Me: Sometimes the order of the images can’t be relied on when viewing emails. Can you tell me the filenames of the images that you liked?

Client: Yes. Both are called 115KB.

February 28, 2014

I was put in contact with a guy with a big job for me; I pitched and got the work.

It was a site redesign: I had to set-up the CMS on my own servers for testing then migrate it all over to the production server.

I’ll admit my boundaries weren’t great during the testing phase; he would come to me with different suggestions for doing functionality which I helped out with (it was a big job, but it was early in my career, and I hoped it would give me a lot of exposure).

When it came time to migrate, we had immediate issues. The site worked fine on my servers, but collapsed horribly on theirs.

After a week of trying to get the system to work, culminating in an extremely rude email from my contact, a friend and I got into the code of the site to look at what was going on. An hour later, we had our answer.

They had over 20,000 tags.

Once the tags were deleted, suddenly the site came back up again.
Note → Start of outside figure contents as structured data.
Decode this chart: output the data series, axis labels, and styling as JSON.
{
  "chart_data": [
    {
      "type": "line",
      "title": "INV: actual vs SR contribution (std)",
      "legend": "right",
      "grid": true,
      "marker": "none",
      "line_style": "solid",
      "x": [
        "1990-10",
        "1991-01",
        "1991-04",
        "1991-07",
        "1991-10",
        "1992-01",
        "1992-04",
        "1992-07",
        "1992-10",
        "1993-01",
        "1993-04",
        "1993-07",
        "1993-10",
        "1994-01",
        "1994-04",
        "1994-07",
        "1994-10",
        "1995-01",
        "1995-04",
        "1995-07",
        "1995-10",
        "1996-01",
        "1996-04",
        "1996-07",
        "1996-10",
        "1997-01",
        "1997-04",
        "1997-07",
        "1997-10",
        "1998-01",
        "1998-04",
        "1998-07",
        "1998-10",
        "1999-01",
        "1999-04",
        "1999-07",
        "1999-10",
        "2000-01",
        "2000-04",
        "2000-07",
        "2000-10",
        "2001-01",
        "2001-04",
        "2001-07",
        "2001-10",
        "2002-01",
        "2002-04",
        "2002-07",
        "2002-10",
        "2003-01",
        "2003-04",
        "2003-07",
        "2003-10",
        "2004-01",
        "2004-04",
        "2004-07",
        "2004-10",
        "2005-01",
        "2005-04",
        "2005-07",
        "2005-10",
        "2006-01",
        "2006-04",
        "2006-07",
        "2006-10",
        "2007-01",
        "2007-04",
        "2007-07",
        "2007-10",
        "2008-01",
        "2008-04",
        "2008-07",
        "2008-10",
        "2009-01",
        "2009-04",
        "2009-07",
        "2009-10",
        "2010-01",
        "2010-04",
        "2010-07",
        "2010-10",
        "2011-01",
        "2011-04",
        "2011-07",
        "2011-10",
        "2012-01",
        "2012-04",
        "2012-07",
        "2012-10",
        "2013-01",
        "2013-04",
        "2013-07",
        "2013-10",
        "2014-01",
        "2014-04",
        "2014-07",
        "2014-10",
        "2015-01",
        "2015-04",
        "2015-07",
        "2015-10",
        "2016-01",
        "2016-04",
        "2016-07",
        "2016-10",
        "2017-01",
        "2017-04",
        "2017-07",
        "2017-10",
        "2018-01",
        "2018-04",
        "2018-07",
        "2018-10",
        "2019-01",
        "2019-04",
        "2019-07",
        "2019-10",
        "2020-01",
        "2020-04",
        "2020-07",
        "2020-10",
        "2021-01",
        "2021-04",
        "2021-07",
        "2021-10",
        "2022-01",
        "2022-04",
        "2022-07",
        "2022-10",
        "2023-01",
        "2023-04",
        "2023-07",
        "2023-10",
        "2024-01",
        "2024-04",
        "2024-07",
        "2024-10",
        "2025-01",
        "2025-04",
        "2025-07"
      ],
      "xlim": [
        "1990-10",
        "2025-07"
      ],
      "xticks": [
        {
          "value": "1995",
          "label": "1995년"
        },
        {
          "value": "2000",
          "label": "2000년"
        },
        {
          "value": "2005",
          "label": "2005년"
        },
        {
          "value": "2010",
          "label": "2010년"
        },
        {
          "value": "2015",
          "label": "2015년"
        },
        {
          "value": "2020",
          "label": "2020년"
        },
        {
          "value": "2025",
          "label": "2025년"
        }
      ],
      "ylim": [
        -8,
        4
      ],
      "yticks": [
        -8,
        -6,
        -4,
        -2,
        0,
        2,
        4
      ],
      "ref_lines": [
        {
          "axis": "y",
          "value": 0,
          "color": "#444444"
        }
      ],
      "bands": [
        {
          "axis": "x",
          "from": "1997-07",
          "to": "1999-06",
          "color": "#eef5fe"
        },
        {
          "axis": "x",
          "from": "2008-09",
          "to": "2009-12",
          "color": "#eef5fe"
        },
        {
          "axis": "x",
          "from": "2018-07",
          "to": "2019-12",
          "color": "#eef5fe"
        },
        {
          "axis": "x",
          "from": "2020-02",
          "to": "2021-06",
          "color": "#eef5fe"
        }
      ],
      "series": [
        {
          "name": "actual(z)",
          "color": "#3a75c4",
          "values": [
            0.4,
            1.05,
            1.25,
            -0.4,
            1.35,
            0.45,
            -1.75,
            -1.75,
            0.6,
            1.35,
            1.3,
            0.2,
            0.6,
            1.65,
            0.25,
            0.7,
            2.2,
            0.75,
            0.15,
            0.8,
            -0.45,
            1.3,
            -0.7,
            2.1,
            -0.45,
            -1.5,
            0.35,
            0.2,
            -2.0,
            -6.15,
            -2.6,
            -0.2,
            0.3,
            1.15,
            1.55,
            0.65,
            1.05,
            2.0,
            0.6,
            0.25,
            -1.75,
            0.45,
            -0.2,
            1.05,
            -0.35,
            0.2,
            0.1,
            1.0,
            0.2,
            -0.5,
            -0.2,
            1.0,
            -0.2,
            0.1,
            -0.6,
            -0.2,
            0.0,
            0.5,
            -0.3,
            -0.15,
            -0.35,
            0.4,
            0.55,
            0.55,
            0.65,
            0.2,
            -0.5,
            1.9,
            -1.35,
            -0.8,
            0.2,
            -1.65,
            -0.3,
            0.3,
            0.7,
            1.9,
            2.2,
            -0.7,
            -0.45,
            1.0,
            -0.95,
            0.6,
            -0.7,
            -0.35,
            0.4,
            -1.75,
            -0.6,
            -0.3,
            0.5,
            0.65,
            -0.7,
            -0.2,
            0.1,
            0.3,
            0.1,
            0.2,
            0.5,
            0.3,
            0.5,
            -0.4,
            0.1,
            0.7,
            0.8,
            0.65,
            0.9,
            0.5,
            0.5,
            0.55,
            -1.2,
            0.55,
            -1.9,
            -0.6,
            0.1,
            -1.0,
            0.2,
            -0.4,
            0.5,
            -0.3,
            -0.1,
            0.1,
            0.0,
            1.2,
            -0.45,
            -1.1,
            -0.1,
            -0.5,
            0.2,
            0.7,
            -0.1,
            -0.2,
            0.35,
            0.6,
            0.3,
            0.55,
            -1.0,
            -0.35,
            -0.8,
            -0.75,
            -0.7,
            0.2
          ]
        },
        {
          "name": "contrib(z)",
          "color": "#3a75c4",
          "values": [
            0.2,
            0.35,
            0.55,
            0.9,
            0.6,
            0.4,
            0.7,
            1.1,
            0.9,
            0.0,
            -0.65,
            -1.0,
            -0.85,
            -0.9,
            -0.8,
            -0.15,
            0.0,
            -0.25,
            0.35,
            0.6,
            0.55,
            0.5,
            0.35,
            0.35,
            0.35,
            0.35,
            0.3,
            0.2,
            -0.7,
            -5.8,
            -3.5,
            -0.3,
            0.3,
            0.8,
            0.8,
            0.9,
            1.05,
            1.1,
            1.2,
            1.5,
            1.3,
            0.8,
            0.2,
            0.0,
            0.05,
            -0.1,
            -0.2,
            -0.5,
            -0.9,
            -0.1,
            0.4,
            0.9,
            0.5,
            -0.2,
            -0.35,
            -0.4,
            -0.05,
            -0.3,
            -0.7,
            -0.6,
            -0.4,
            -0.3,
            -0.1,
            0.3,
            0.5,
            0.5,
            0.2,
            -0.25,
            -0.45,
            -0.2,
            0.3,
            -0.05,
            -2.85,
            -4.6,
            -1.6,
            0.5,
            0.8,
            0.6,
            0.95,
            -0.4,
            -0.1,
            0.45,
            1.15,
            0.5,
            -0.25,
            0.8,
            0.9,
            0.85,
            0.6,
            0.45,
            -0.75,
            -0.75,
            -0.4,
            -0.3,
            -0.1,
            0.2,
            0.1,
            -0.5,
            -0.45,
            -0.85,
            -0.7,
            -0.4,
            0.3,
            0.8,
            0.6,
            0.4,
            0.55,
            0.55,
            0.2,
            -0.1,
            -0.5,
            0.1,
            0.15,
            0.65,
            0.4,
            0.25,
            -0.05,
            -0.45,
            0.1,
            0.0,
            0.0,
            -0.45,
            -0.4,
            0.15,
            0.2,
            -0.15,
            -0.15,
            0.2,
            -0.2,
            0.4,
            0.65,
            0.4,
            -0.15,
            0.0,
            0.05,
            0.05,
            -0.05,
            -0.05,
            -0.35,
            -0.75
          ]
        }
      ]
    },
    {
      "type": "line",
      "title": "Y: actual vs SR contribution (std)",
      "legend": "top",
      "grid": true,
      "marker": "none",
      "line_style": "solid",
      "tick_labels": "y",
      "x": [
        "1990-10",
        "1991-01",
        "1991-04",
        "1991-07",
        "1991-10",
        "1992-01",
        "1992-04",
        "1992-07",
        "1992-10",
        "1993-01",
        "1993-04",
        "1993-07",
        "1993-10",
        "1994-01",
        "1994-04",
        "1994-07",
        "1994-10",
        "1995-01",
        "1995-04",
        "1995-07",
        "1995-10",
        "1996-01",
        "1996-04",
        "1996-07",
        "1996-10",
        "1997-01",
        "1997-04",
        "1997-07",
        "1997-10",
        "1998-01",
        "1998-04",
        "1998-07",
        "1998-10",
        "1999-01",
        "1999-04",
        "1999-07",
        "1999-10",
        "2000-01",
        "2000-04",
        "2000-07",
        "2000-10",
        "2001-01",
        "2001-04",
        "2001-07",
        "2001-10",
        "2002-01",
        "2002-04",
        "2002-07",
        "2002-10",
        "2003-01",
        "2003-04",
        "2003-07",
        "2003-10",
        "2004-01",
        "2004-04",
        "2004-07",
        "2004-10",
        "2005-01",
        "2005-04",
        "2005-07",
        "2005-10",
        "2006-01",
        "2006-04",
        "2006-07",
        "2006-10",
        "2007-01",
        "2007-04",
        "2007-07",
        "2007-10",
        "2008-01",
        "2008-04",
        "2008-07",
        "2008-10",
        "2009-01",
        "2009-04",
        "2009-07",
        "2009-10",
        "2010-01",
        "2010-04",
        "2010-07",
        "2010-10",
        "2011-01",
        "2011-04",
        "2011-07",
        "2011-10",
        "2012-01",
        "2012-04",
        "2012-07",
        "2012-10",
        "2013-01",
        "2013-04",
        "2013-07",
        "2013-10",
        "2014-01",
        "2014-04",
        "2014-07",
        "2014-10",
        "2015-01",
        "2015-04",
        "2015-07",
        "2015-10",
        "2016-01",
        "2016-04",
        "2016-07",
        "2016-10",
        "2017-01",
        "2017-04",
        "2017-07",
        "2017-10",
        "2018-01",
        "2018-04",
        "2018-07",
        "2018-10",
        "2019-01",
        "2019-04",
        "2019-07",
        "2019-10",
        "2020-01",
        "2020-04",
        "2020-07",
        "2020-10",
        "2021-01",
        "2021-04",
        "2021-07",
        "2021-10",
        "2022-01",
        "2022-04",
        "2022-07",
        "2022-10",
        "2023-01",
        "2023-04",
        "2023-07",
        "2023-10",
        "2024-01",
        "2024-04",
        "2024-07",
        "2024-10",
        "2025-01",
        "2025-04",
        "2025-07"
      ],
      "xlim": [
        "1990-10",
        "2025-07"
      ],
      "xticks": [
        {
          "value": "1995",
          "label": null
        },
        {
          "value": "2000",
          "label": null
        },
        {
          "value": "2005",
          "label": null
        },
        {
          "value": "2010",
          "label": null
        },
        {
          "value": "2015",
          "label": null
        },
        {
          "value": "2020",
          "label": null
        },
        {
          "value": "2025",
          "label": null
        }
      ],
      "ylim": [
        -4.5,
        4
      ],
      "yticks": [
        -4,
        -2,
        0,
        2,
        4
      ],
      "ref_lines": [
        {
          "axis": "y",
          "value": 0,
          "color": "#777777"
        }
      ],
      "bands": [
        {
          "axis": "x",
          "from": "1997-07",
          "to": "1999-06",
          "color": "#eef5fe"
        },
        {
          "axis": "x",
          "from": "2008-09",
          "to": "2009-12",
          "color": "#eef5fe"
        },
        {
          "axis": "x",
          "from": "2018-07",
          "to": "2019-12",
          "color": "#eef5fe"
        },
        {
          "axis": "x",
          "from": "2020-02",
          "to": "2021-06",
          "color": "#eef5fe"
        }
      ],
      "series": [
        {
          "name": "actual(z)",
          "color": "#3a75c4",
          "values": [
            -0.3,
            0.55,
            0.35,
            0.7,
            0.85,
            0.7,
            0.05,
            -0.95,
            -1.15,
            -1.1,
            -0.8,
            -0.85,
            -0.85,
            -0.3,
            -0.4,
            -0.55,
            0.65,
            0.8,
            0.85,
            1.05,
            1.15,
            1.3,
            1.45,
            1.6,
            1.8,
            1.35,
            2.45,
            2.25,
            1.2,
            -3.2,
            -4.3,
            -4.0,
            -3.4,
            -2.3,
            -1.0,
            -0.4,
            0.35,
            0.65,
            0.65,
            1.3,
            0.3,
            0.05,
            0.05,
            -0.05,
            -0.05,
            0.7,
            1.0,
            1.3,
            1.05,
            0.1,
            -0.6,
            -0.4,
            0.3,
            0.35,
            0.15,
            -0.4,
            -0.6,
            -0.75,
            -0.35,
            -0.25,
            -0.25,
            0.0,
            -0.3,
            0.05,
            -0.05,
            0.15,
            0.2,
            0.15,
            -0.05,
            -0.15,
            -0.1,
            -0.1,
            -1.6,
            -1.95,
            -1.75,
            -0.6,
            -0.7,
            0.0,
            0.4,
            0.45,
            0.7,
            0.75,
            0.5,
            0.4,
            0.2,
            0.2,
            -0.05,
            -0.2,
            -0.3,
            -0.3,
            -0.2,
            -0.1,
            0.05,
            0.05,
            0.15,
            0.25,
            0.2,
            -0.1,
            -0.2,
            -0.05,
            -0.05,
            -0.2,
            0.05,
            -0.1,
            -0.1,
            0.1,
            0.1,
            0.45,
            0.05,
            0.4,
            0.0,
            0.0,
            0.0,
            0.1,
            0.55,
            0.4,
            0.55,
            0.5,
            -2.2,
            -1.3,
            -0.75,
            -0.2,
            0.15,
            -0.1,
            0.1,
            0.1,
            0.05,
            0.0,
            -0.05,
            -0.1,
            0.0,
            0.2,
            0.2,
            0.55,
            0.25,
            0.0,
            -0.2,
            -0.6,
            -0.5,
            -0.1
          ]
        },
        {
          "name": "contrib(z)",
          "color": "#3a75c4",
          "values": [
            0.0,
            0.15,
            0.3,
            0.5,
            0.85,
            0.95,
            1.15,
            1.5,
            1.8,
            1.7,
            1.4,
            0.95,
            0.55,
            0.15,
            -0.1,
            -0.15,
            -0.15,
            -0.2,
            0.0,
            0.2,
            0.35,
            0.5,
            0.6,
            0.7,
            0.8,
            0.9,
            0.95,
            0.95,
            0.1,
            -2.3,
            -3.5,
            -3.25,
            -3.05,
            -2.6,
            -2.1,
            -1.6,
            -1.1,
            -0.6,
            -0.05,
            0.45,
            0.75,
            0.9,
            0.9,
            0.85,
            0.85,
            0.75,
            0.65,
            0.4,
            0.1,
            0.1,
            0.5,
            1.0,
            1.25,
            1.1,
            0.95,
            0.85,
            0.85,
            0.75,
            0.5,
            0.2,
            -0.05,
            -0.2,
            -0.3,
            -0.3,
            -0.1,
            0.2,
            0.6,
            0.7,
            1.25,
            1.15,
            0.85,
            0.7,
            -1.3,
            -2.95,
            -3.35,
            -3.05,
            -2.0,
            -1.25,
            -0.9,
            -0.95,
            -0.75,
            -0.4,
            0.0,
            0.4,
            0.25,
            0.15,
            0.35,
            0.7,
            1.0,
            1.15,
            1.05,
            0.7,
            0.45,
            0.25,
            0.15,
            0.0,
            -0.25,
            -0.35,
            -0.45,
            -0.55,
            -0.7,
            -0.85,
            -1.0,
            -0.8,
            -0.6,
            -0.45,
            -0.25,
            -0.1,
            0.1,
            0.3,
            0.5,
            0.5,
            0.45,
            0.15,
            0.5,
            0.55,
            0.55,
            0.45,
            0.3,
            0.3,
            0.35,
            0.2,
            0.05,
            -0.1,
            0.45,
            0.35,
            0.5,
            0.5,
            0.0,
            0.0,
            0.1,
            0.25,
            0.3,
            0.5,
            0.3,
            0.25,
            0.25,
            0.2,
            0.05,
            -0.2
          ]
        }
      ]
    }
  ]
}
All told, I ended up getting around $5 an hour for the job.

February 14, 2014
"Right, so how do I email the internet to the printer?"
February 11, 2014

I emailed my client an interactive PDF.

Client: I love the flyer you sent! It’s clicky

Me: Great! So we’re done now?

Client: No. When I print out the flyer, the links aren’t clicky. Can you make them clicky?

Me: I don’t understand. 

Client: I want to be able to go to our website … when … um, when I …

Me: You do know that a piece of paper can’t be interactive, right?

February 06, 2014

Client: You told me the site was updated, but you lied, it’s not. FIX IT ASAP!

Me: It is updated. See the attached screenshot - that is my current view.

Client: You did that in Photoshop or something. It’s not updated.

Me: Have you hit refresh? Or tried emptying your disk cache?

Client: I don’t know how to do that.

Me: Just Google “empty disk cache” for the name of your system and browser you are using.

Client: If I knew how to use Google, then what the hell would I need a web designer for!?